A cannabis church has lost a legal battle which claimed that the drug was a part of its religion and its members should therefore be allowed to use it legally.
Indiana laws prohibit marijuana, but in court documents, filed in 2015, the church said: “Cannabis sativa also known as marijuana or Cannabis, ‘the Healing Plant,’ is the sacrament of the First Church of Cannabis."
It added: "Members of the Church believe cannabis ‘brings us closer to ourselves and others. It is our fountain of health, our love, curing us from illness and depression. We embrace it with our whole heart and spirit, individually and as a group.’”
The claimants alleged that parts of the Indiana Code which state that using the drug is illegal “have substantially burdened and may substantially burden" their ability to exercise their religion, as they would risk being prosecuted "for use of the sacrament of their religion".
Under the Religious Freedom Restoration Act, the state is banned from “substantially burdening a person's exercise of religion" unless there was a “compelling” reason for this to happen – a rule which the cannabis church drew upon.
The defendants (The State of Indiana) argued that the FCOC was in fact “a political organisation rather than a religious one".
Marion County Superior Court Jude Sheryl Lynch who was deciding the case, denied the FCOC case, as there was a “compelling state interest in preventing marijuana use.

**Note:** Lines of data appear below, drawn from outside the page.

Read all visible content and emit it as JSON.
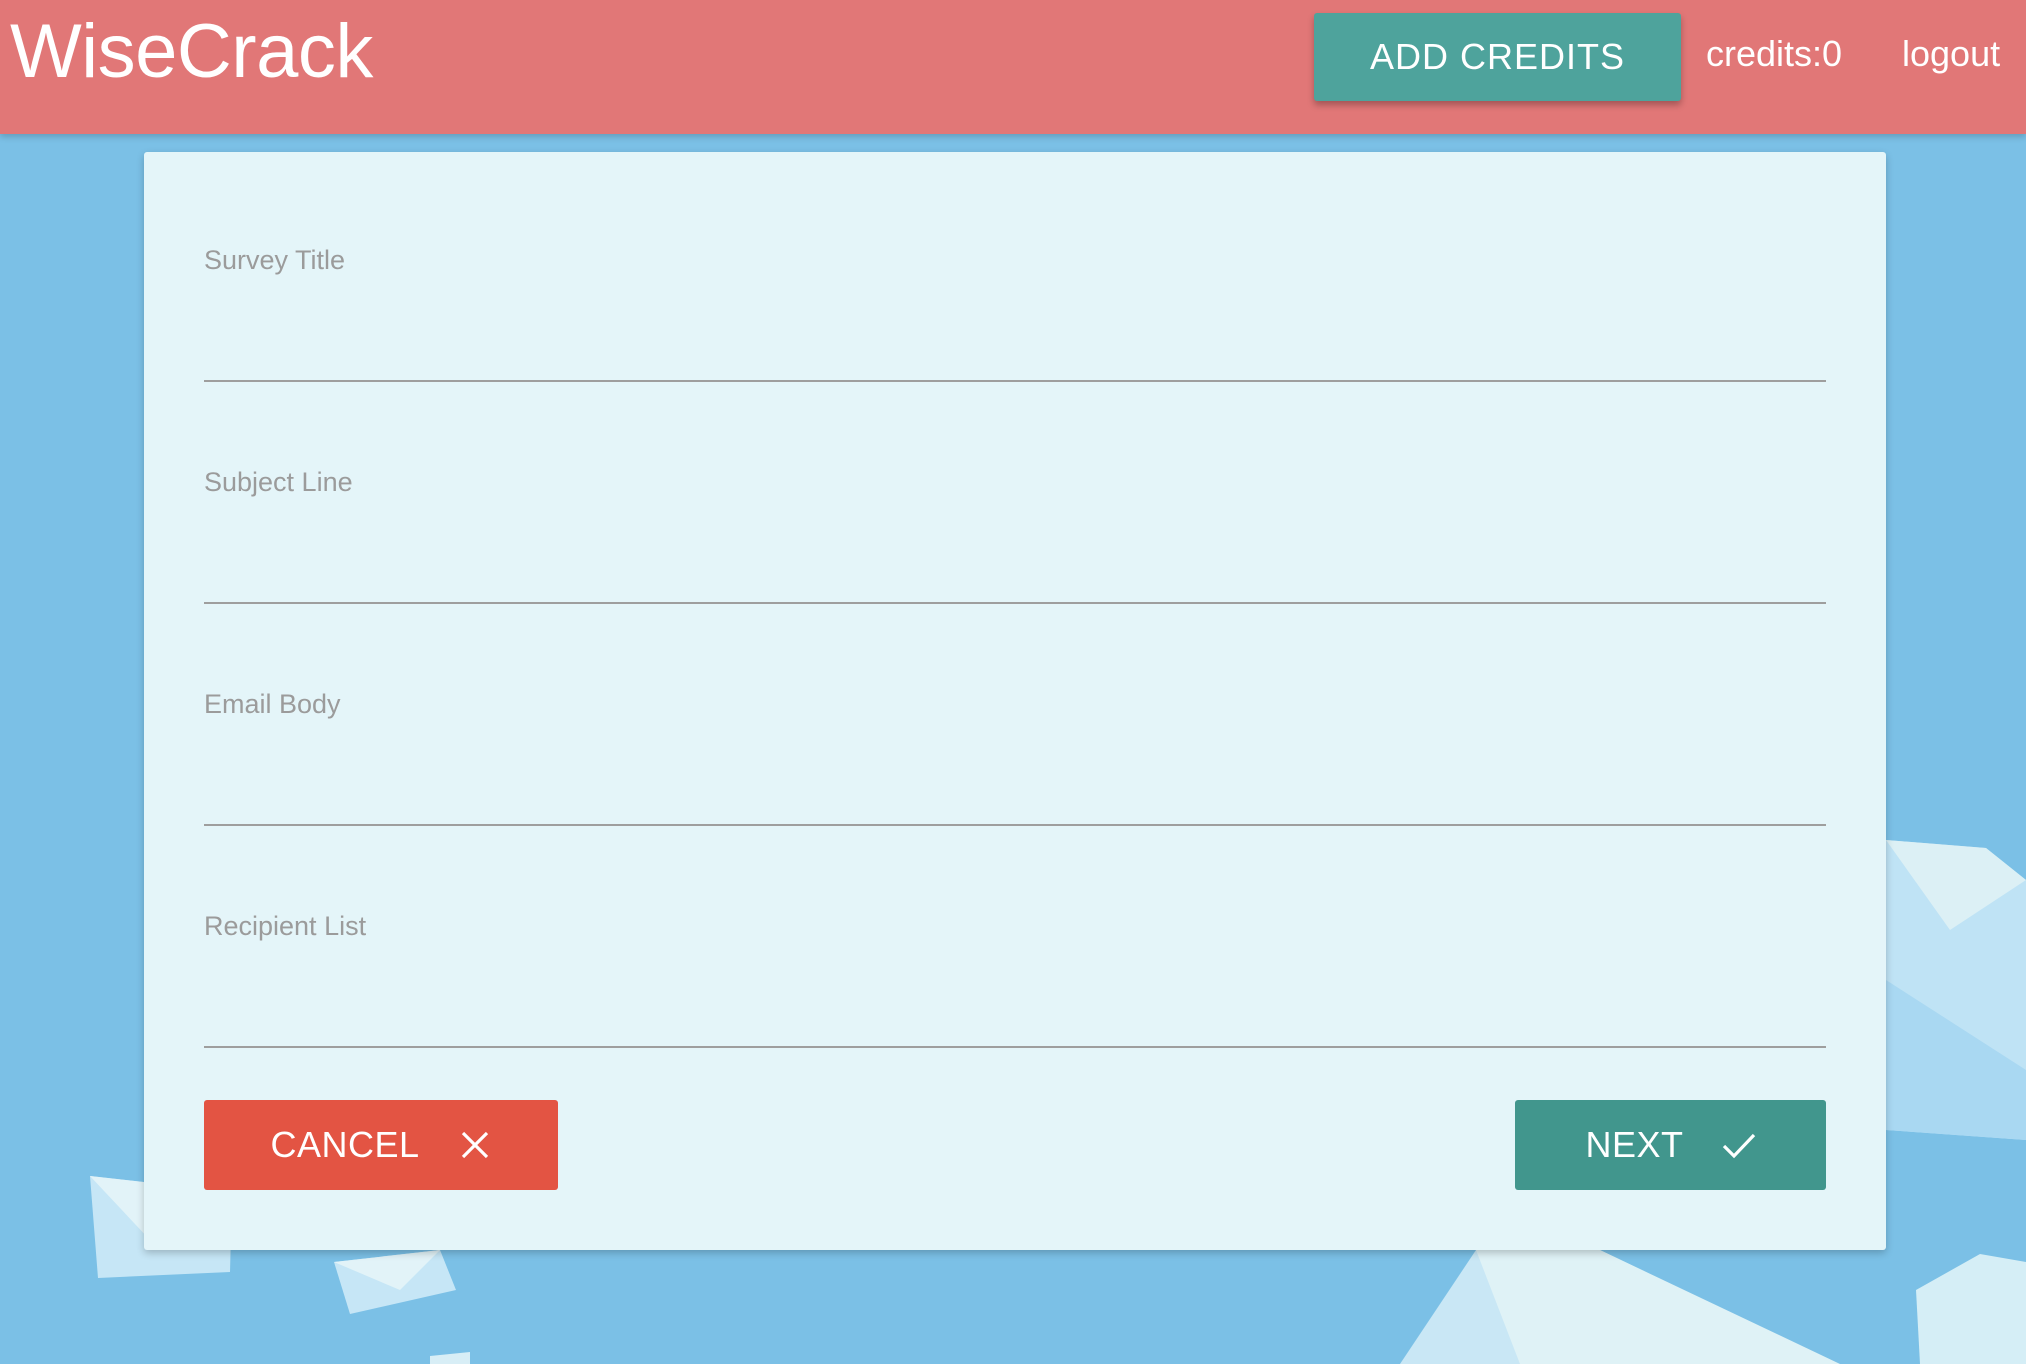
{
  "app": {
    "brand": "WiseCrack"
  },
  "header": {
    "add_credits_label": "ADD CREDITS",
    "credits_text": "credits:0",
    "logout_label": "logout"
  },
  "form": {
    "fields": [
      {
        "label": "Survey Title",
        "value": ""
      },
      {
        "label": "Subject Line",
        "value": ""
      },
      {
        "label": "Email Body",
        "value": ""
      },
      {
        "label": "Recipient List",
        "value": ""
      }
    ],
    "cancel_label": "CANCEL",
    "cancel_icon": "close-icon",
    "next_label": "NEXT",
    "next_icon": "check-icon"
  },
  "colors": {
    "navbar": "#e17777",
    "accent": "#4ea39c",
    "background": "#7bc0e6",
    "card": "#e4f5f9",
    "cancel": "#e35443",
    "next": "#41968d"
  }
}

Reasons for her judgement included it being difficult to judge whether the cannabis use was religious or recreational, the difficulties it would create for the authorities to police drug use in general if such exemptions were introduced and the potential of abuse for such exceptions.
In court papers, she said i it would not be possible for the state to continue “preventing the negative public safety and health effects of marijuana use and marijuana trafﬁcking without fully enforcing its statutory prohibitions against the possession and use of marijuana, without exception.”
She added: “A religious exception to Indiana’s marijuana prohibitions would also create confusion for law enforcement and encourage illegal activity in other ways."
The illicit drug market had to be treated in a “unitary” way, she said.
The FCOC could continue to be a church, she said, “without giving marijuana as a holy sacrament and selling in the gift shop”.
She added: “It would be impossible to combat illicit drug use and trade in a piecemeal fashion that allowed for a religious exception that would become ripe for abuse."